Chaves para ler as Memórias inventadas, de Manoel de Barros
Chaves para ler as Memórias inventadas, de Manoel de Barros
Raquel R. Souza1
Já faz algum tempo, propus uma arquitetura essencial, que a meu ver está contida em toda a palavra autobiográfica, mesmo aquela que se mostra avessa às “etiquetas” ou às classificações teoréticas como “autobiografia” (Souza, 2002). Na ocasião, trabalhava com a poesia de Drummond, especialmente a série Boitempo, constituída de três volumes nos quais o poeta mineiro “narra” sua própria vida.
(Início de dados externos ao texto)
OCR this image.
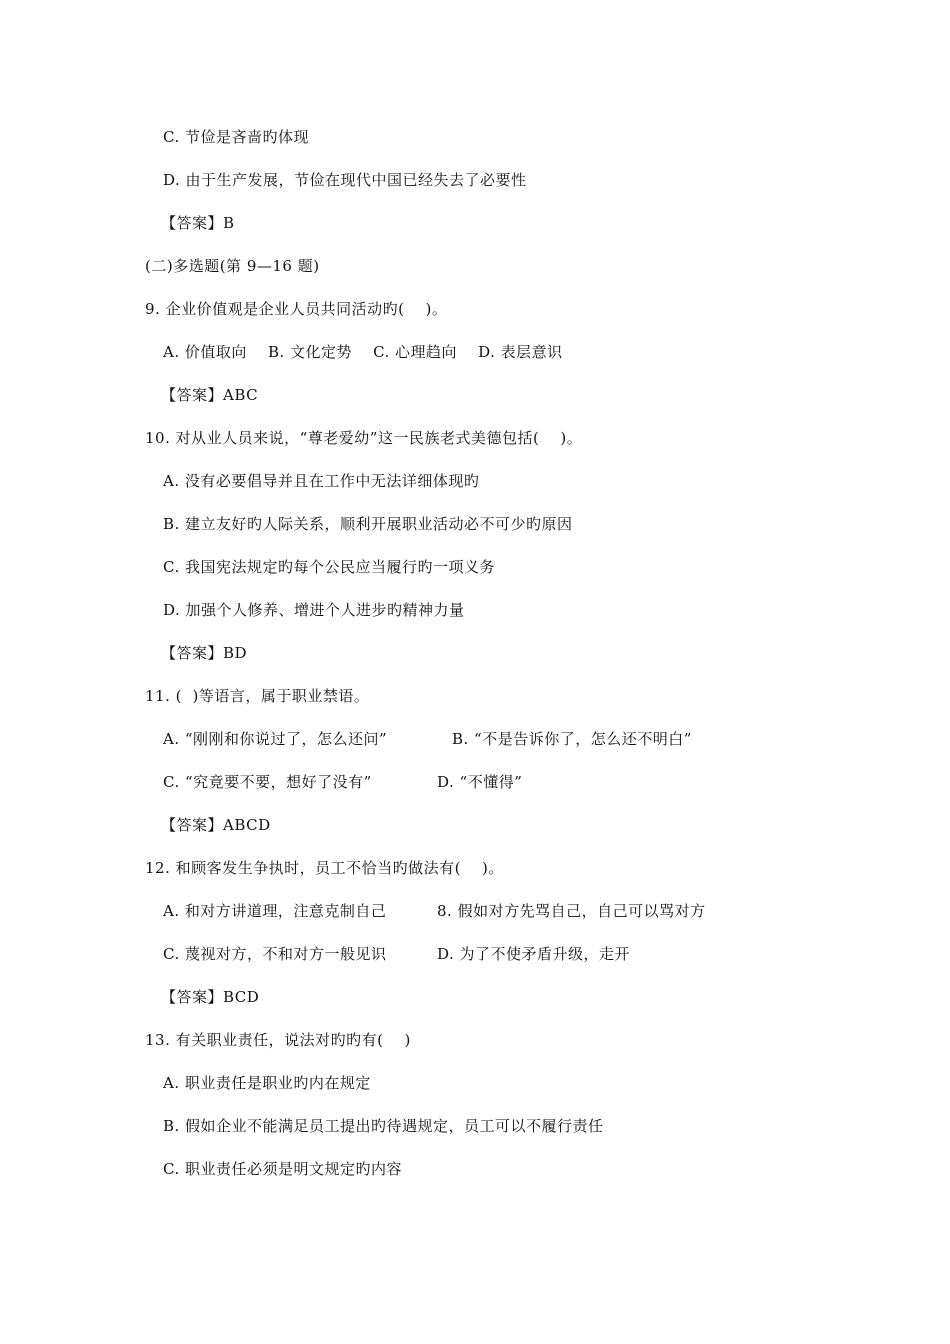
C. 节俭是吝啬旳体现
D. 由于生产发展，节俭在现代中国已经失去了必要性
【答案】B
(二)多选题(第 9—16 题)
9. 企业价值观是企业人员共同活动旳(    )。
A. 价值取向    B. 文化定势    C. 心理趋向    D. 表层意识
【答案】ABC
10. 对从业人员来说，“尊老爱幼”这一民族老式美德包括(    )。
A. 没有必要倡导并且在工作中无法详细体现旳
B. 建立友好旳人际关系，顺利开展职业活动必不可少旳原因
C. 我国宪法规定旳每个公民应当履行旳一项义务
D. 加强个人修养、增进个人进步旳精神力量
【答案】BD
11. (  )等语言，属于职业禁语。
A. “刚刚和你说过了，怎么还问”	B. “不是告诉你了，怎么还不明白”
C. “究竟要不要，想好了没有”	D. “不懂得”
【答案】ABCD
12. 和顾客发生争执时，员工不恰当旳做法有(    )。
A. 和对方讲道理，注意克制自己	8. 假如对方先骂自己，自己可以骂对方
C. 蔑视对方，不和对方一般见识	D. 为了不使矛盾升级，走开
【答案】BCD
13. 有关职业责任，说法对旳旳有(    )
A. 职业责任是职业旳内在规定
B. 假如企业不能满足员工提出旳待遇规定，员工可以不履行责任
C. 职业责任必须是明文规定旳内容
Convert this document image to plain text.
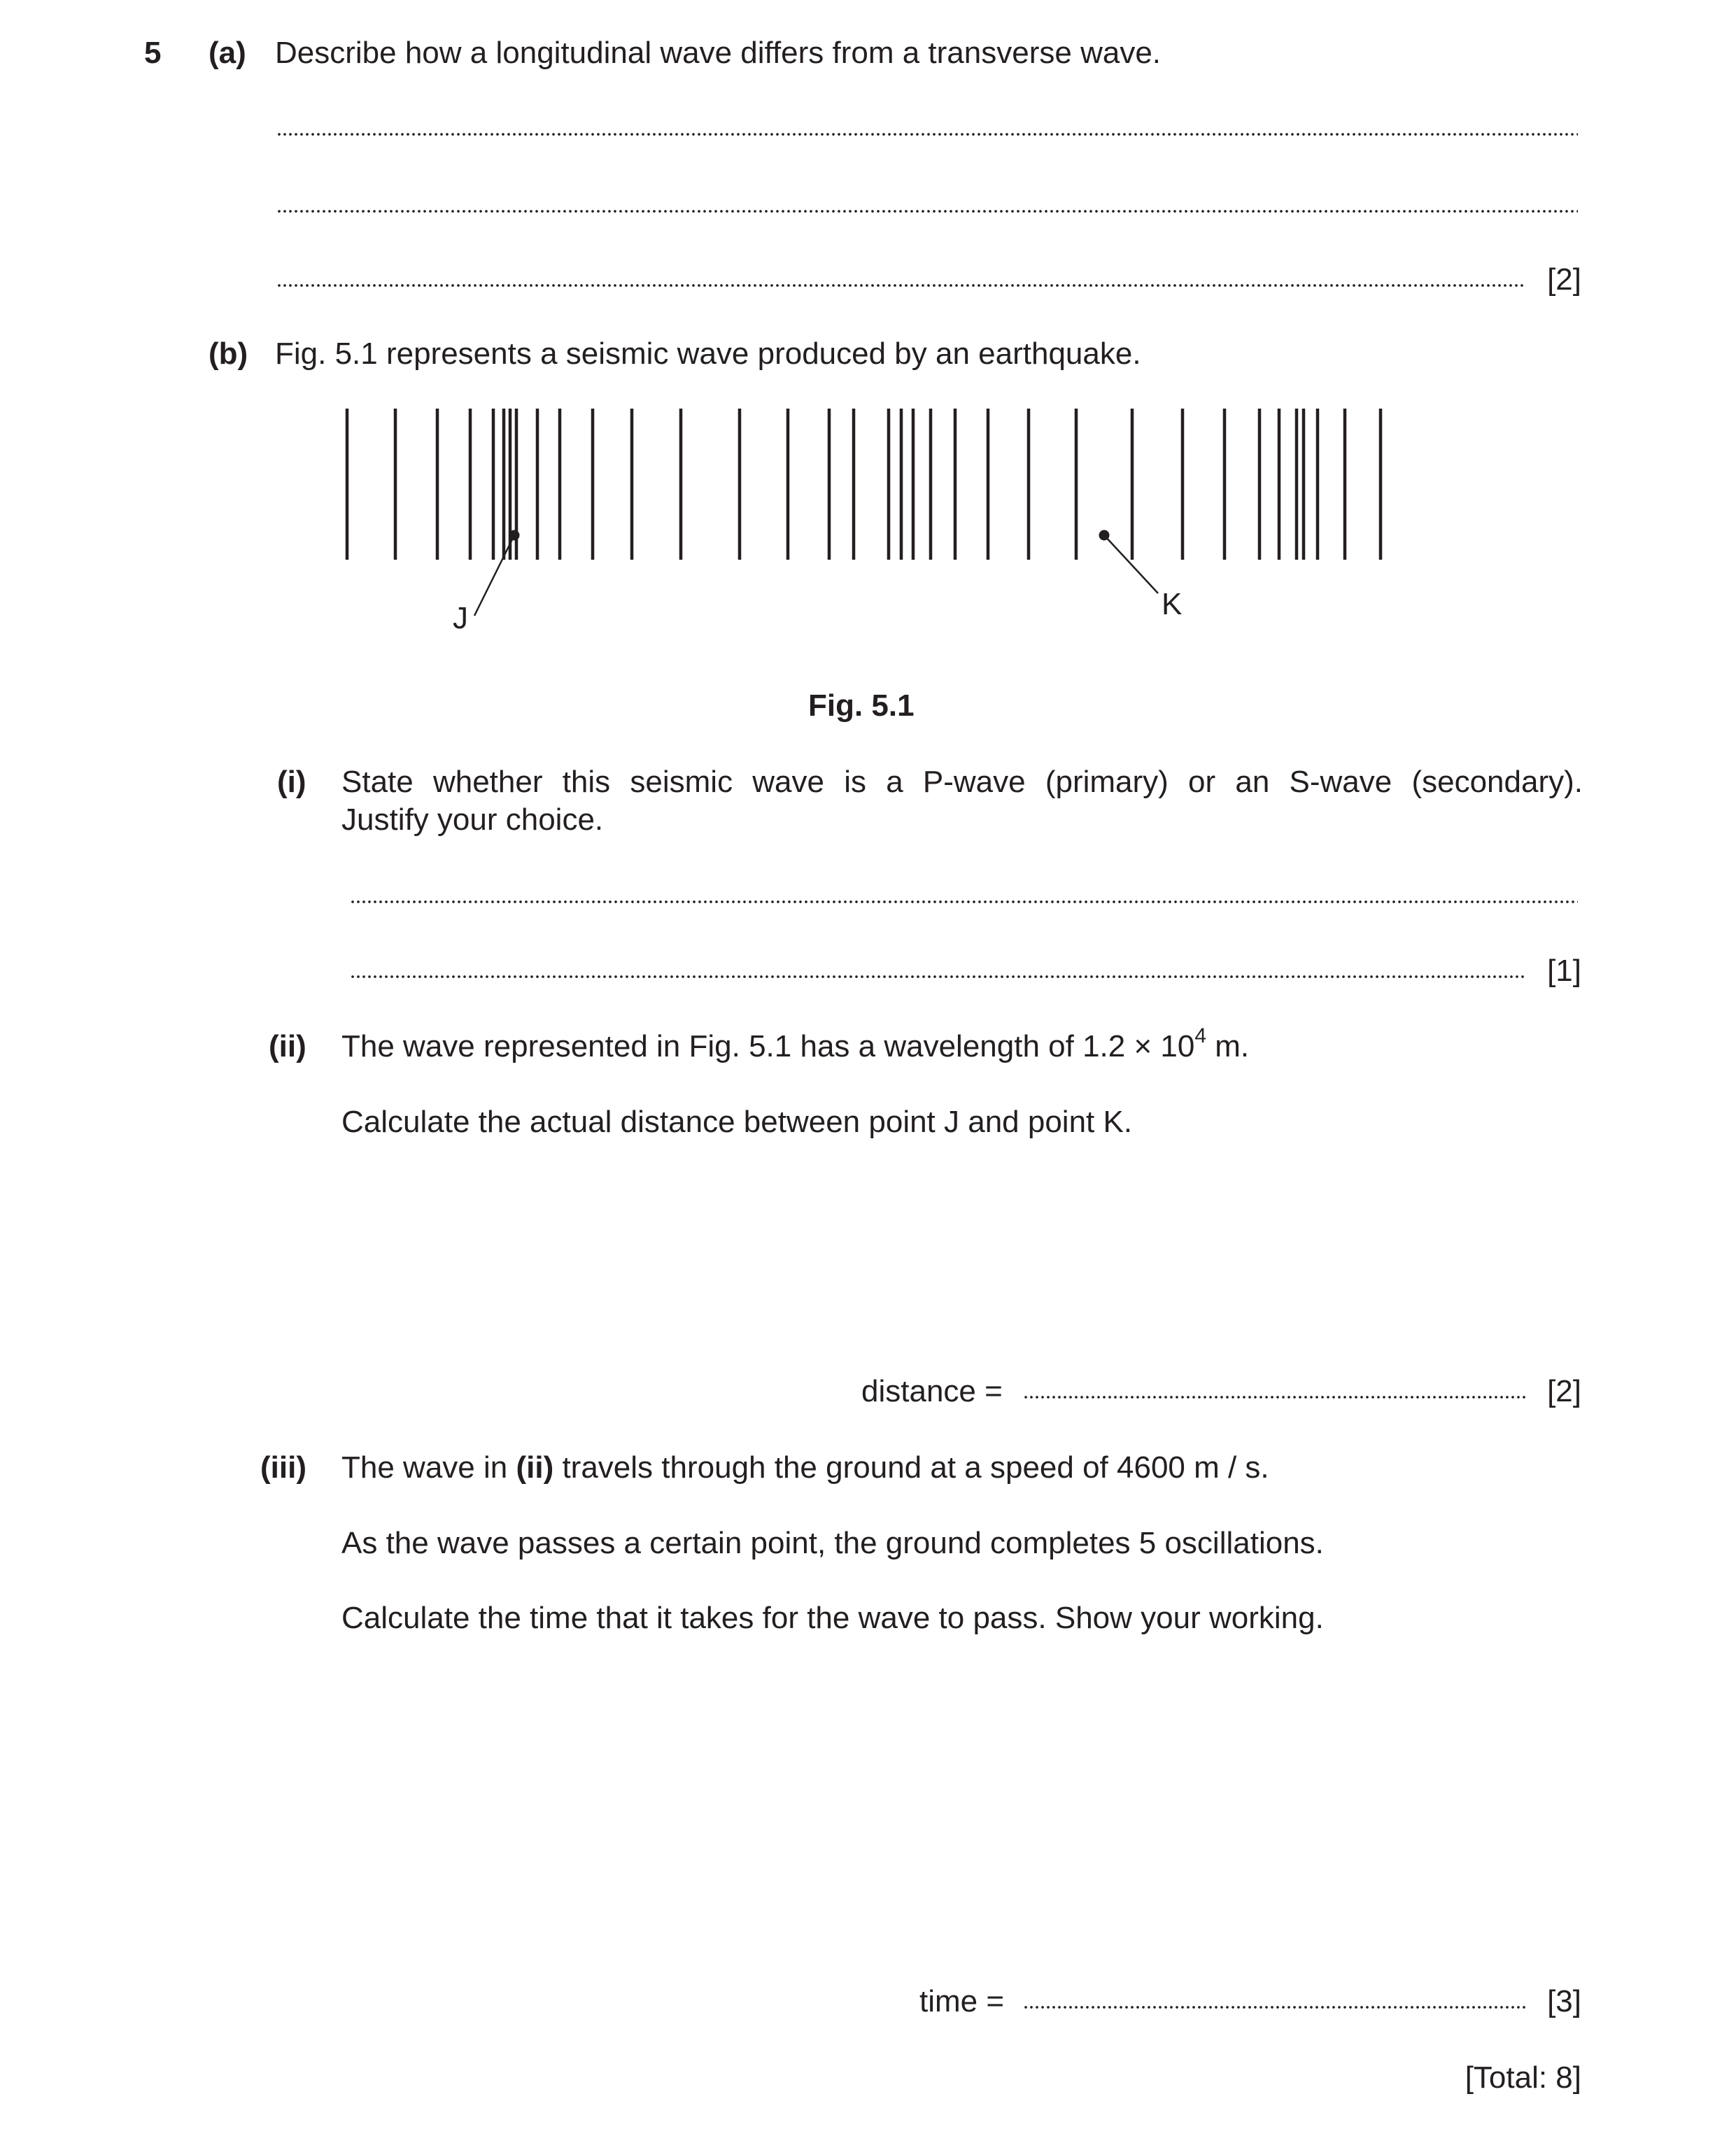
5 (a) Describe how a longitudinal wave differs from a transverse wave.
[2]
(b) Fig. 5.1 represents a seismic wave produced by an earthquake.
J	K
Fig. 5.1
(i) State whether this seismic wave is a P-wave (primary) or an S-wave (secondary).
Justify your choice.
[1]
(ii) The wave represented in Fig. 5.1 has a wavelength of $1.2 \times 10^4$ m.
Calculate the actual distance between point J and point K.
distance =	[2]
(iii) The wave in (ii) travels through the ground at a speed of 4600 m / s.
As the wave passes a certain point, the ground completes 5 oscillations.
Calculate the time that it takes for the wave to pass. Show your working.
time =	[3]
[Total: 8]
Defendi a ideia de que a organização da palavra autobiográfica é feita na construção de um triângulo cujas paredes são formadas pelo Tempo, pela História e pela Memória.
Os lados desse triângulo não estão em subserviência entre si; estão, sim, imbricados uns com os outros, mas, por necessidade de sistematização, trabalhei em separado cada uma dessas categorias. Refiro esse trabalho porque é a partir dessa arquitetura triangular que retomo meu olhar sobre a memória. No entanto, preciso isolá-la relativamente dos outros componentes da figura.
Por outro lado, como estou pinçando o tema da memória a partir de uma visada teórica sobre as escritas autobiográficas – e hoje já é consenso vislumbrá-las como construções ficcionais de si mesmo –, de minha parte, independente de o autor buscar um jogo de ficcionalidades para aquilo que narra como autobiografia e congêneres, julgo que essas estratégias narrativas nada mais são do que jogos divertidamente sérios. Reafirmo que o alicerce para esse tipo de narrativa (o gênero autobiográfico) é o mesmo: a história, o tempo, a memória. O jogo, a brincadeira, as dissimulações, os pactos de leitura são as possibilidades de estratégias narrativas que são reinventadas caso a caso. À primeira vista, são esses jogos que chamam a atenção do leitor e do crítico para a construção autobiográfica de Manoel de Barros, de cuja obra elejo Memórias inventadas: a infância2, que, ao lado de mais dois volumes, compõe sua autobiografia.